Here’s the plain-English read of your results.

T14 (daytime)

  • Total variance: 0.206 °C² (RMSE ≈ 0.452 °C).
  • Instrument: 0.116 °C² → ~56% of total (SD ≈ 0.34 °C).
  • Microscale: 0.0496 °C² → ~24% (SD ≈ 0.22 °C).
  • Mesoscale: 0.0401 °C² → ~20% (SD ≈ 0.20 °C).

Interpretation: Most error is explained by sensor noise. The remaining ~44% splits fairly evenly between sub-grid/representativeness (micro) and larger-scale unmodeled structure (meso). Both small-scale heterogeneity and some broader process signal are still in play.

T05 (pre-dawn)

  • Total variance: 0.362 °C² (RMSE ≈ 0.600 °C).
  • Instrument: 0.185 °C² → ~51% of total (SD ≈ 0.43 °C).
  • Microscale: ≈ 0.
  • Mesoscale: 0.177 °C² → ~49% (SD ≈ 0.42 °C).

Interpretation: About half the error is sensor noise.
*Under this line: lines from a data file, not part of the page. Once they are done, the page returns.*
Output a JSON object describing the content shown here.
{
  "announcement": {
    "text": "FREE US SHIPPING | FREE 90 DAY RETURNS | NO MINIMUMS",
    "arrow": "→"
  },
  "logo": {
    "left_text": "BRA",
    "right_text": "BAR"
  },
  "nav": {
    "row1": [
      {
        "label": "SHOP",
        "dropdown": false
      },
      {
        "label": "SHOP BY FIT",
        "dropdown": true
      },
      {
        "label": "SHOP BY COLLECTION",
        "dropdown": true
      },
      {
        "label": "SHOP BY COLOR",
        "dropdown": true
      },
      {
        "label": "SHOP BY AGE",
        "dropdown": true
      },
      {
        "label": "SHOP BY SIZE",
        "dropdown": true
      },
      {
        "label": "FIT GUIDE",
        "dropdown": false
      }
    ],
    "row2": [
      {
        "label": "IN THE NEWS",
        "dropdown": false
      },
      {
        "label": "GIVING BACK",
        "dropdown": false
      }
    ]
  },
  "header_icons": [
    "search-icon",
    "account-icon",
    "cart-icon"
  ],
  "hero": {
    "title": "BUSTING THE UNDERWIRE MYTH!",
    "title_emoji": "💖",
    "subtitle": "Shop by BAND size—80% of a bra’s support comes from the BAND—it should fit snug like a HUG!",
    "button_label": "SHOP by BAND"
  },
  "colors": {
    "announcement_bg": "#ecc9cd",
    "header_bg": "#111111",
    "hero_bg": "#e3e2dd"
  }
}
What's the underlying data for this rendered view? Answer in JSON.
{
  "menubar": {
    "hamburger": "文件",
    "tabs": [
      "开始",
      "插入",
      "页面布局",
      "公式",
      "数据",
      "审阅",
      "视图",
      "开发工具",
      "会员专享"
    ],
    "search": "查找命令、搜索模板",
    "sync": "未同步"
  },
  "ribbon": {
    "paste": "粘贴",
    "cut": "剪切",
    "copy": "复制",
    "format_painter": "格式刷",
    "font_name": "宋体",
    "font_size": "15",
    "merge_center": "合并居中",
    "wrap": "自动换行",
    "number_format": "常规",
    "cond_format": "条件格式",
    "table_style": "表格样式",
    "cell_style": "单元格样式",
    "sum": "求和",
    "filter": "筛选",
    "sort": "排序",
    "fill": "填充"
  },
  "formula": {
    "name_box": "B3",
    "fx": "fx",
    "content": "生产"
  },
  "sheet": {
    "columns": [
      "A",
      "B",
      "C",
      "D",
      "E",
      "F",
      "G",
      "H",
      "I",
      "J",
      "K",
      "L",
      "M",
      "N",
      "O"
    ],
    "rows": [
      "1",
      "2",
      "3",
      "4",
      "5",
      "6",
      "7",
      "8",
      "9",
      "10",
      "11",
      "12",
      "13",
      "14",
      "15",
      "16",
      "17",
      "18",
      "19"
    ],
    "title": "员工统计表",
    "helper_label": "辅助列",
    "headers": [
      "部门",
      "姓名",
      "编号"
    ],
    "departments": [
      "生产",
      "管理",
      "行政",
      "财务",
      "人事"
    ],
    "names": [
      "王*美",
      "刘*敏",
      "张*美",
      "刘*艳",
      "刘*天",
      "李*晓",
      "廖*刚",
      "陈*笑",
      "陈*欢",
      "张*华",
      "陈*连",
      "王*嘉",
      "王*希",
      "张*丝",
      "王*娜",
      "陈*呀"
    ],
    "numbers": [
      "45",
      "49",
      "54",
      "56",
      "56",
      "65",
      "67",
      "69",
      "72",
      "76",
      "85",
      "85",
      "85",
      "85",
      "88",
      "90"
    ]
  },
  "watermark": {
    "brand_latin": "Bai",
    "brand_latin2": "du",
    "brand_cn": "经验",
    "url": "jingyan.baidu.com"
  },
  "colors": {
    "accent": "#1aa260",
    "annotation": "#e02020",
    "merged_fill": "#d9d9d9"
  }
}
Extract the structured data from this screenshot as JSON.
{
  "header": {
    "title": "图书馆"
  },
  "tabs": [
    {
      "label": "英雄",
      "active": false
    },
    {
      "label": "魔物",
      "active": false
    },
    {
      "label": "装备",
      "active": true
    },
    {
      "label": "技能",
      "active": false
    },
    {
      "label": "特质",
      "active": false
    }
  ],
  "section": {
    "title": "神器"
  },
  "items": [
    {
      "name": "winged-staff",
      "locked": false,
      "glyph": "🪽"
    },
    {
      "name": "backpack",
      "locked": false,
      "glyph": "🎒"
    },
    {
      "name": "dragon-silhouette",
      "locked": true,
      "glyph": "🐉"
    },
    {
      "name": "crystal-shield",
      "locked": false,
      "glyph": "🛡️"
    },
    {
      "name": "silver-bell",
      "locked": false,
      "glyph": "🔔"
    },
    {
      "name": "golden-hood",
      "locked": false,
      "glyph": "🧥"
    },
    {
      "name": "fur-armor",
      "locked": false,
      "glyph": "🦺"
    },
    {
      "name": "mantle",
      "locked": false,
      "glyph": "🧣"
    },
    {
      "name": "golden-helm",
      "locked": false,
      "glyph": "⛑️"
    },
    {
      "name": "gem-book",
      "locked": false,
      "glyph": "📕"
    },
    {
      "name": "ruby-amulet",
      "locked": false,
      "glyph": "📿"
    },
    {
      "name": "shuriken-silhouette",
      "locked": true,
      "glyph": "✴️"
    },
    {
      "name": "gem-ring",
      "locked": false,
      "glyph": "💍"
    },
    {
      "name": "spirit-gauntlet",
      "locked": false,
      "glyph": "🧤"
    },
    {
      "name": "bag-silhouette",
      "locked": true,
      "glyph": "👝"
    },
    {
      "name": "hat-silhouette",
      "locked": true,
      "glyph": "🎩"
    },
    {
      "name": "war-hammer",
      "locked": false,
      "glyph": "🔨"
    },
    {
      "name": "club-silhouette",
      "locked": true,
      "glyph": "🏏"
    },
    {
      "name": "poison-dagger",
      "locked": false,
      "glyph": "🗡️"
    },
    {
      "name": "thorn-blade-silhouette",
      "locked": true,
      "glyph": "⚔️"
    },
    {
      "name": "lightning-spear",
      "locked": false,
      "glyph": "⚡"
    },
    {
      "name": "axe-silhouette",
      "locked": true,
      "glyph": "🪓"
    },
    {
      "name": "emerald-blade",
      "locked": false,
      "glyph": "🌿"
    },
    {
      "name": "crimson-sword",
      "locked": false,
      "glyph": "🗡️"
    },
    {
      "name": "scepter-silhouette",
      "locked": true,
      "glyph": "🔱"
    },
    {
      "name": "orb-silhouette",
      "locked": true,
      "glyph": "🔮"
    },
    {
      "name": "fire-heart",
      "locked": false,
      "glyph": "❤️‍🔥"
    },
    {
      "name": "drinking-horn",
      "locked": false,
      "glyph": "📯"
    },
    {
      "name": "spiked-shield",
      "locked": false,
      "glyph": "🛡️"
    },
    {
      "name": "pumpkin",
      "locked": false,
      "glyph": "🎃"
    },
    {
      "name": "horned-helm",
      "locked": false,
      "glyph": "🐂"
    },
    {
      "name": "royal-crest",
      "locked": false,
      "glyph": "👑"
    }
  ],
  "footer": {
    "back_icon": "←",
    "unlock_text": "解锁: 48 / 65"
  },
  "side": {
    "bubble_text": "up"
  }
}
Nearly all of the leftover is mesoscale, i.e., smoother, broader structure that the mean/residual model hasn’t captured (e.g., nocturnal drainage patterns, advection, or missing covariates). A near-zero micro slice is plausible at night when fields are smoother at the station spacing.

Net takeaway

  • T14: Sensor noise dominates; the rest is a balanced mix of micro and meso → both better micro-scale features (or finer R*) and some added process covariates could help.
  • T05: Sensor ~half; remainder is meso-dominated → focus on process/scale (e.g., flow-aligned/anisotropic metrics, cost distance, additional nocturnal drivers).